You don’t have to kill to grasp the horror of murder, but you do have to suffer to grasp the meaning of suffering.
Sanchez’s remarks deepen the impression of the Church’s distance from the maelstrom of life. To begin with, his premise that P-Noy is losing popularity is weird. P-Noy did fall from grace with the public in the last SWS survey, but that had nothing to do with selling the condom, that had everything to do with buying a car. His trust level fell from a lofty perch not by pushing Trust but by pulling in a Porsche. You must be a little lost to see a 51 percent approval rating as a sign of unpopularity.

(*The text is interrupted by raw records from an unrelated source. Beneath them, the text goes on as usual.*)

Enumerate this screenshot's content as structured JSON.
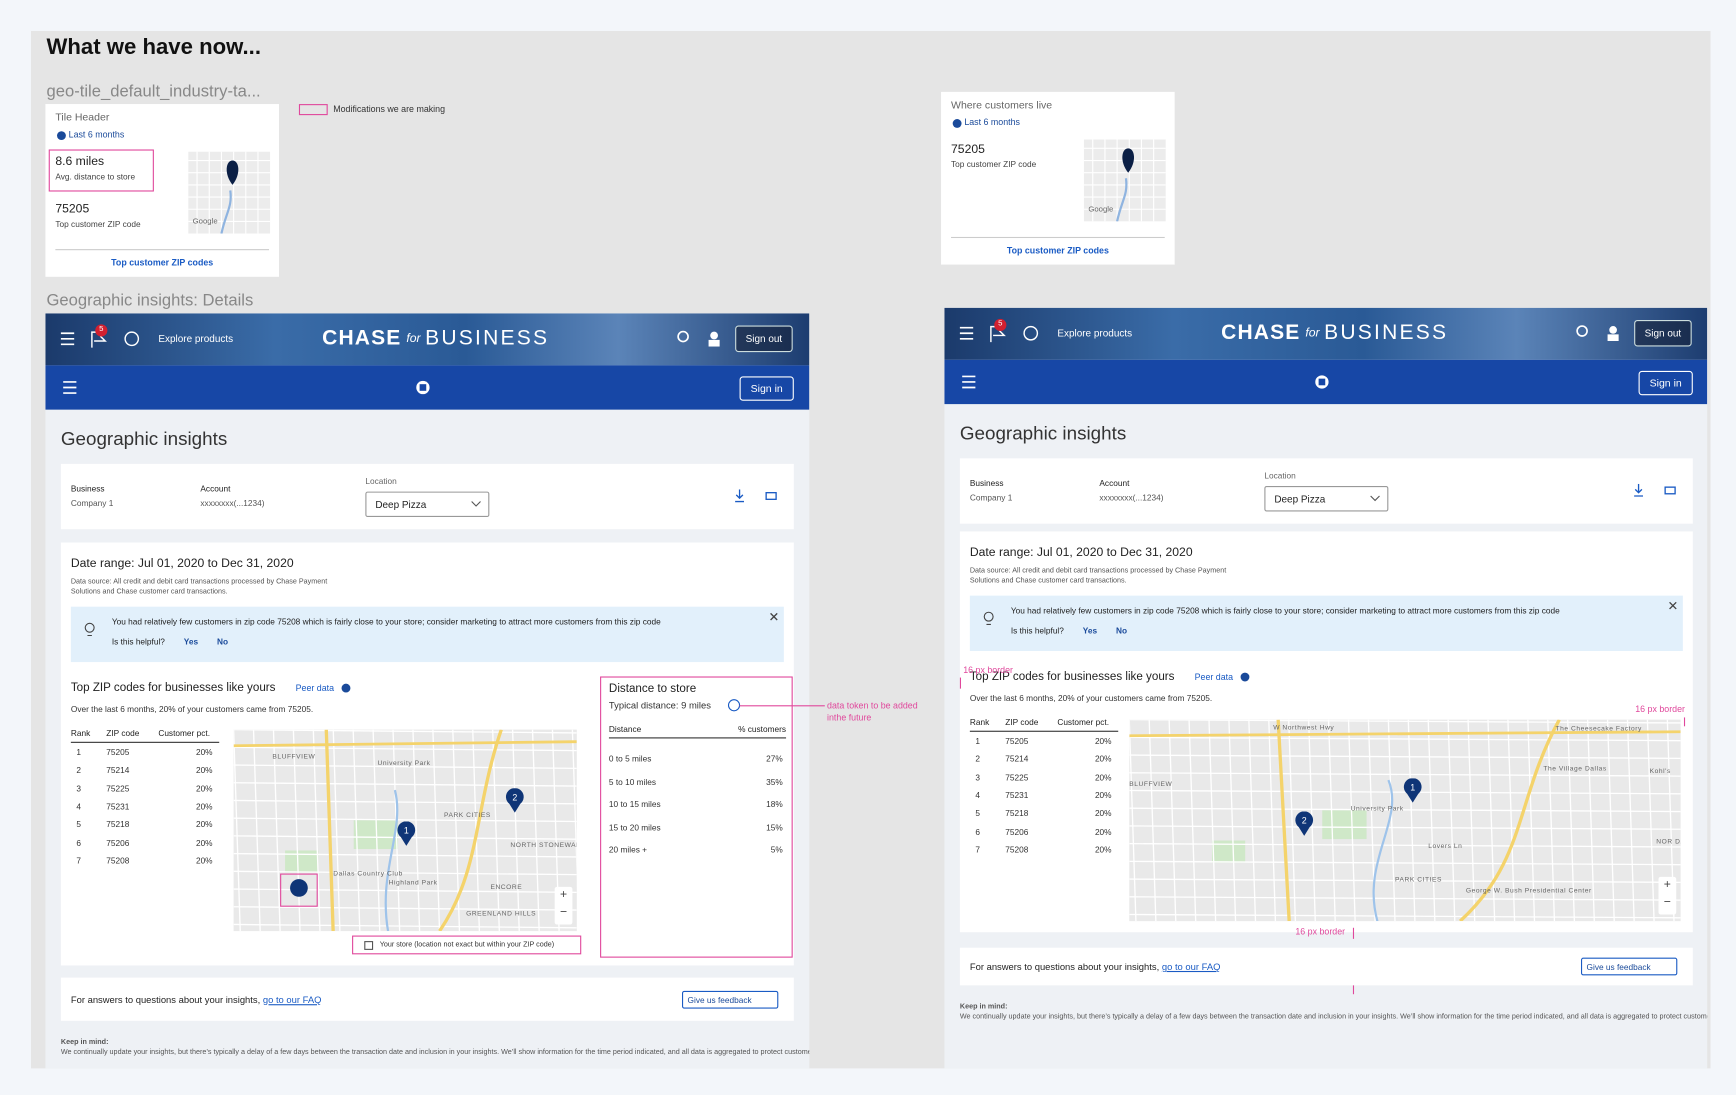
{
  "heading": "What we have now...",
  "tile_label": "geo-tile_default_industry-ta...",
  "legend_note": "Modifications we are making",
  "section_label": "Geographic insights: Details",
  "map_brand": "Google",
  "tile_left": {
    "header": "Tile Header",
    "period": "Last 6 months",
    "metric1_value": "8.6 miles",
    "metric1_label": "Avg. distance to store",
    "metric2_value": "75205",
    "metric2_label": "Top customer ZIP code",
    "link": "Top customer ZIP codes"
  },
  "tile_right": {
    "header": "Where customers live",
    "period": "Last 6 months",
    "metric_value": "75205",
    "metric_label": "Top customer ZIP code",
    "link": "Top customer ZIP codes"
  },
  "nav": {
    "explore": "Explore products",
    "brand_bold": "CHASE",
    "brand_for": "for",
    "brand_business": "BUSINESS",
    "badge": "5",
    "sign_out": "Sign out",
    "sign_in": "Sign in"
  },
  "page": {
    "title": "Geographic insights",
    "business_label": "Business",
    "business_value": "Company 1",
    "account_label": "Account",
    "account_value": "xxxxxxxx(...1234)",
    "location_label": "Location",
    "location_value": "Deep Pizza",
    "date_range": "Date range: Jul 01, 2020 to Dec 31, 2020",
    "data_source": "Data source: All credit and debit card transactions processed by Chase Payment Solutions and Chase customer card transactions.",
    "tip": "You had relatively few customers in zip code 75208 which is fairly close to your store; consider marketing to attract more customers from this zip code",
    "helpful": "Is this helpful?",
    "yes": "Yes",
    "no": "No",
    "top_title": "Top ZIP codes for businesses like yours",
    "peer": "Peer data",
    "subtitle": "Over the last 6 months, 20% of your customers came from 75205.",
    "table": {
      "columns": [
        "Rank",
        "ZIP code",
        "Customer pct."
      ],
      "rows": [
        [
          "1",
          "75205",
          "20%"
        ],
        [
          "2",
          "75214",
          "20%"
        ],
        [
          "3",
          "75225",
          "20%"
        ],
        [
          "4",
          "75231",
          "20%"
        ],
        [
          "5",
          "75218",
          "20%"
        ],
        [
          "6",
          "75206",
          "20%"
        ],
        [
          "7",
          "75208",
          "20%"
        ]
      ]
    },
    "markers": [
      "1",
      "2"
    ],
    "zoom_in": "+",
    "zoom_out": "−",
    "faq_text": "For answers to questions about your insights,",
    "faq_link": "go to our FAQ",
    "feedback": "Give us feedback",
    "keep_label": "Keep in mind:",
    "keep_text": "We continually update your insights, but there’s typically a delay of a few days between the transaction date and inclusion in your insights. We’ll show information for the time period indicated, and all data is aggregated to protect customer privacy."
  },
  "distance": {
    "title": "Distance to store",
    "typical": "Typical distance: 9 miles",
    "columns": [
      "Distance",
      "% customers"
    ],
    "rows": [
      [
        "0 to 5 miles",
        "27%"
      ],
      [
        "5 to 10 miles",
        "35%"
      ],
      [
        "10 to 15 miles",
        "18%"
      ],
      [
        "15 to 20 miles",
        "15%"
      ],
      [
        "20 miles +",
        "5%"
      ]
    ]
  },
  "map_legend": "Your store (location not exact but within your ZIP code)",
  "map_labels_left": [
    "BLUFFVIEW",
    "University Park",
    "PARK CITIES",
    "Dallas Country Club",
    "Highland Park",
    "NORTH STONEWALL TERRACE",
    "ENCORE",
    "GREENLAND HILLS"
  ],
  "map_labels_right": [
    "W Northwest Hwy",
    "The Cheesecake Factory",
    "BLUFFVIEW",
    "The Village Dallas",
    "Kohl's",
    "University Park",
    "Lovers Ln",
    "PARK CITIES",
    "George W. Bush Presidential Center",
    "NOR DA"
  ],
  "annotations": {
    "token": "data token to be added inthe future",
    "border": "16 px border"
  }
}
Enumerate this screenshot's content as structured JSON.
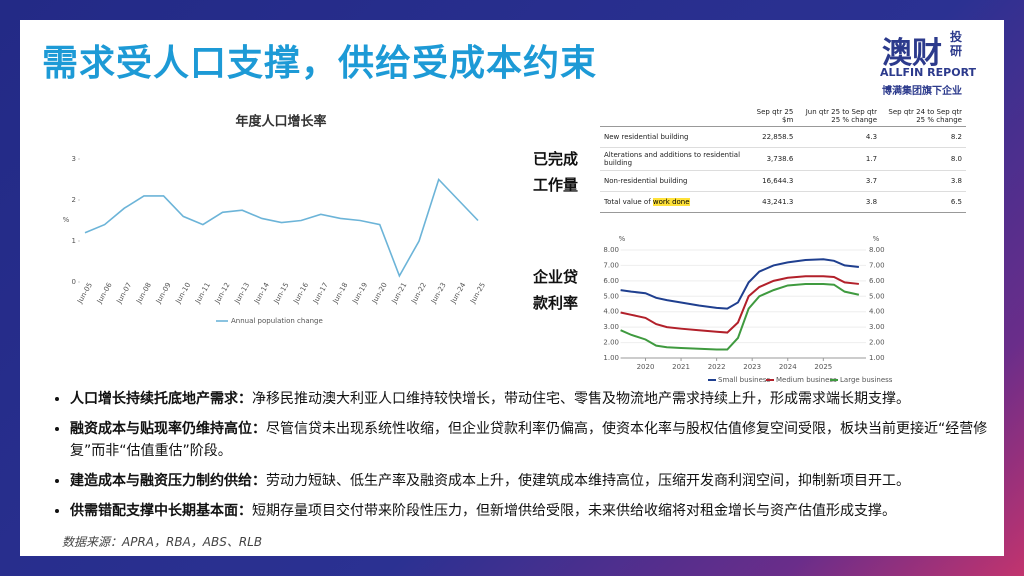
{
  "title": "需求受人口支撑，供给受成本约束",
  "logo": {
    "main": "澳财",
    "side": [
      "投",
      "研"
    ],
    "brand": "ALLFIN REPORT",
    "tagline": "博满集团旗下企业"
  },
  "chart_data": [
    {
      "type": "line",
      "title": "年度人口增长率",
      "ylabel": "%",
      "categories": [
        "Jun-05",
        "Jun-06",
        "Jun-07",
        "Jun-08",
        "Jun-09",
        "Jun-10",
        "Jun-11",
        "Jun-12",
        "Jun-13",
        "Jun-14",
        "Jun-15",
        "Jun-16",
        "Jun-17",
        "Jun-18",
        "Jun-19",
        "Jun-20",
        "Jun-21",
        "Jun-22",
        "Jun-23",
        "Jun-24",
        "Jun-25"
      ],
      "series": [
        {
          "name": "Annual population change",
          "color": "#6cb4d8",
          "values": [
            1.2,
            1.4,
            1.8,
            2.1,
            2.1,
            1.6,
            1.4,
            1.7,
            1.75,
            1.55,
            1.45,
            1.5,
            1.65,
            1.55,
            1.5,
            1.4,
            0.15,
            1.0,
            2.5,
            2.0,
            1.5
          ]
        }
      ],
      "ylim": [
        0,
        3
      ],
      "yticks": [
        0,
        1,
        2,
        3
      ],
      "legend": "bottom"
    },
    {
      "type": "line",
      "ylabel": "%",
      "y2label": "%",
      "x": [
        2019.3,
        2019.6,
        2020.0,
        2020.3,
        2020.6,
        2021.0,
        2021.5,
        2022.0,
        2022.3,
        2022.6,
        2022.9,
        2023.2,
        2023.6,
        2024.0,
        2024.5,
        2025.0,
        2025.3,
        2025.6,
        2026.0
      ],
      "series": [
        {
          "name": "Small business",
          "color": "#1f3f8f",
          "values": [
            5.4,
            5.3,
            5.2,
            4.9,
            4.75,
            4.6,
            4.4,
            4.25,
            4.2,
            4.6,
            5.9,
            6.6,
            7.0,
            7.2,
            7.35,
            7.4,
            7.3,
            7.0,
            6.9
          ]
        },
        {
          "name": "Medium business",
          "color": "#b2202a",
          "values": [
            3.95,
            3.8,
            3.6,
            3.2,
            3.0,
            2.9,
            2.8,
            2.7,
            2.65,
            3.3,
            5.0,
            5.6,
            6.0,
            6.2,
            6.3,
            6.3,
            6.25,
            5.9,
            5.8
          ]
        },
        {
          "name": "Large business",
          "color": "#3f9a3f",
          "values": [
            2.8,
            2.5,
            2.2,
            1.8,
            1.7,
            1.65,
            1.6,
            1.55,
            1.55,
            2.3,
            4.2,
            5.0,
            5.4,
            5.7,
            5.8,
            5.8,
            5.75,
            5.3,
            5.1
          ]
        }
      ],
      "xlim": [
        2019.3,
        2026.2
      ],
      "xticks": [
        2020,
        2021,
        2022,
        2023,
        2024,
        2025
      ],
      "ylim": [
        1,
        8
      ],
      "yticks": [
        {
          "value": 1,
          "label": "1.00"
        },
        {
          "value": 2,
          "label": "2.00"
        },
        {
          "value": 3,
          "label": "3.00"
        },
        {
          "value": 4,
          "label": "4.00"
        },
        {
          "value": 5,
          "label": "5.00"
        },
        {
          "value": 6,
          "label": "6.00"
        },
        {
          "value": 7,
          "label": "7.00"
        },
        {
          "value": 8,
          "label": "8.00"
        }
      ],
      "legend": "bottom"
    }
  ],
  "table": {
    "header": [
      "Sep qtr 25 $m",
      "Jun qtr 25 to Sep qtr 25 % change",
      "Sep qtr 24 to Sep qtr 25 % change"
    ],
    "rows": [
      [
        "New residential building",
        "22,858.5",
        "4.3",
        "8.2"
      ],
      [
        "Alterations and additions to residential building",
        "3,738.6",
        "1.7",
        "8.0"
      ],
      [
        "Non-residential building",
        "16,644.3",
        "3.7",
        "3.8"
      ],
      [
        "Total value of",
        "43,241.3",
        "3.8",
        "6.5"
      ]
    ],
    "highlight": "work done"
  },
  "labels": {
    "table": [
      "已完成",
      "工作量"
    ],
    "rates": [
      "企业贷",
      "款利率"
    ]
  },
  "bullets": [
    {
      "lead": "人口增长持续托底地产需求：",
      "text": "净移民推动澳大利亚人口维持较快增长，带动住宅、零售及物流地产需求持续上升，形成需求端长期支撑。"
    },
    {
      "lead": "融资成本与贴现率仍维持高位：",
      "text": "尽管信贷未出现系统性收缩，但企业贷款利率仍偏高，使资本化率与股权估值修复空间受限，板块当前更接近“经营修复”而非“估值重估”阶段。"
    },
    {
      "lead": "建造成本与融资压力制约供给：",
      "text": "劳动力短缺、低生产率及融资成本上升，使建筑成本维持高位，压缩开发商利润空间，抑制新项目开工。"
    },
    {
      "lead": "供需错配支撑中长期基本面：",
      "text": "短期存量项目交付带来阶段性压力，但新增供给受限，未来供给收缩将对租金增长与资产估值形成支撑。"
    }
  ],
  "source": "数据来源：APRA，RBA，ABS、RLB"
}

The stranger thing is the Church’s predilection for talking authoritatively about things it has no first-hand knowledge about. This is the second time an archbishop has lectured P-Noy on marriage, the other one being Archbishop Oscar Cruz who observed that P-Noy was not likely to marry having gone past the cutoff age of 50. Why has P-Noy no firm idea on marriage? Because he hasn’t fallen into its embrace or clutches? Because he has not felt its bliss or sting? At least he has known love. I don’t know why P-Noy doesn’t reply to this in jest, “I bow to the opinion of people who are experts on love and marriage.”
And the strangest thing is the part about RH destroying families. I do know that many priests and even some bishops have kids, but they at least do not suffer from the inconvenience of having to raise them. Raising a couple of kids is hard enough. Raising a brood of 10 or 12, well, you try that and see if there is any way you and your family can get by like human beings, never mind increase your income, even with the hugest of government subsidies to food and fuel. Saying that government would do better to increase income than to decrease family is just plain irresponsible, and can only be proposed by people who have no idea what it takes to maintain a household. One thing I do know, and that is that that household will not be a haven of light and love, that household, if at all you can call it such, will be home to violent quarrels and part of the brood turning to crime to bring food to the table.
Again you don’t have to sin to know the evils of sin. But you do have to die to know the meaning of resurrection.